Tim Edmonds, Head of Advisory for Simply Energy talked about opportunities along the supply chain (processing plants and transport) to transition to alternative energy sources such as hydrogen in a cost-effective way.
Dr Sinead Leahy, Principal Science Advisor for the New Zealand Agricultural Greenhouse Gas Research Centre discussed the evolving technologies to help reduce methane emissions from livestock. These include genetics, methane inhibitors and wearables.
Talking to the topic “Redefining Your Brand” Mike Pretty, Chair of the NZ Food and Grocery Council, spoke about global trends in the wake of the Covid pandemic which includes the growth on on-line shopping, the move to keyboard dining with more people working at home and the rise in flexitarianism.
While one in three New Zealand households claim to be reducing their meat intake for health and cholesterol concerns rather than environmental reasons, the top 10 growing categories were all highly processed foods such as carbonated drinks and confectionary.
Like Smith, Pretty says carbon is huge and consumers are looking for brands with a reduced carbon footprint.
“It really is important.”
Speaking virtually, Dr Frank Mitloehner, professor and air quality specialist at UC Davis, explained the difference the between methane as a flow gas (it is destroyed in the atmosphere) and carbon dioxide as a stock gas (it accumulates) and the inappropriateness of GWP 100 as an accounting system for methane.

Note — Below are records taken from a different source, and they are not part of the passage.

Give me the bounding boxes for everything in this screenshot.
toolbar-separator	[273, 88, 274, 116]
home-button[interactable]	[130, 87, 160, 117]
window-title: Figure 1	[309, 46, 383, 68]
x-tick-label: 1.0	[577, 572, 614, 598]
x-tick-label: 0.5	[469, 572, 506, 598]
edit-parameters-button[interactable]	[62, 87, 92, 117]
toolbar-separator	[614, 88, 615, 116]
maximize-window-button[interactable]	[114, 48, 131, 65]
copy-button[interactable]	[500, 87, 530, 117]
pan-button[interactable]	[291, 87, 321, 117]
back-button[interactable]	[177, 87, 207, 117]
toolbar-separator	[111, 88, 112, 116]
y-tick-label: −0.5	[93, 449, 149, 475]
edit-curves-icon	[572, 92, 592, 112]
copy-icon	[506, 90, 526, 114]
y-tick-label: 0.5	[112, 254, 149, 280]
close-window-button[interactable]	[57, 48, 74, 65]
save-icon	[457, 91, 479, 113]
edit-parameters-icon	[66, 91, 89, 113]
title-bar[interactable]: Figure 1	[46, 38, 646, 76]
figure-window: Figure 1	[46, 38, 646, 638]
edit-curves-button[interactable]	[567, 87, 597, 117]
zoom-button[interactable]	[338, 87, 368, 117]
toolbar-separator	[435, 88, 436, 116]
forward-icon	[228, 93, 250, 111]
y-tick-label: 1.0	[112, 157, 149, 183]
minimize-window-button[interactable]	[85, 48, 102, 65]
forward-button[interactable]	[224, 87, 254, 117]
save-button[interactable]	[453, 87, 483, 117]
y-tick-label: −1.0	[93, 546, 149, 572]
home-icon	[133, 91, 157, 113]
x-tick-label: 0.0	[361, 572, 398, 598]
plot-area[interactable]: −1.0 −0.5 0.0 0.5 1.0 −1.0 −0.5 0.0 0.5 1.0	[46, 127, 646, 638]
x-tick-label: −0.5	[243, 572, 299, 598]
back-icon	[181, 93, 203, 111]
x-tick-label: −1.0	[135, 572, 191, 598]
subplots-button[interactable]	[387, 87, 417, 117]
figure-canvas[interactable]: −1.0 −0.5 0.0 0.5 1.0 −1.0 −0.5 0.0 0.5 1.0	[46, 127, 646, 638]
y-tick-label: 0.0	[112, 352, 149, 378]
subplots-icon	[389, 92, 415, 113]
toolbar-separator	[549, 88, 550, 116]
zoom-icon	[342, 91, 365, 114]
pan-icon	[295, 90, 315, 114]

He says methane reductions should be encouraged so farmers can be part of the climate solution, although he believes policy to encourage reductions should take a carrot and not a cane approach.
Attending a Red Meat Sector Conference for the first time, Northern Waikato sheep and beef farmer Ian Evans says it was a great opportunity to listen to speakers across a range of topics at a relatively high level. He felt the overall vibe of the conference was very positive.
“From a farmer's perspective, it was a real privilege to listen to such a high-calibre of speakers on subjects as diverse as IT and energy while the speaker from the NZ Food and Grocery Council added a lot of context to what we, as farmers, are doing.”
He said the having such a wide range of people in the same room was pretty unreal and he was hoping more farmers would take the opportunity to attend future conferences.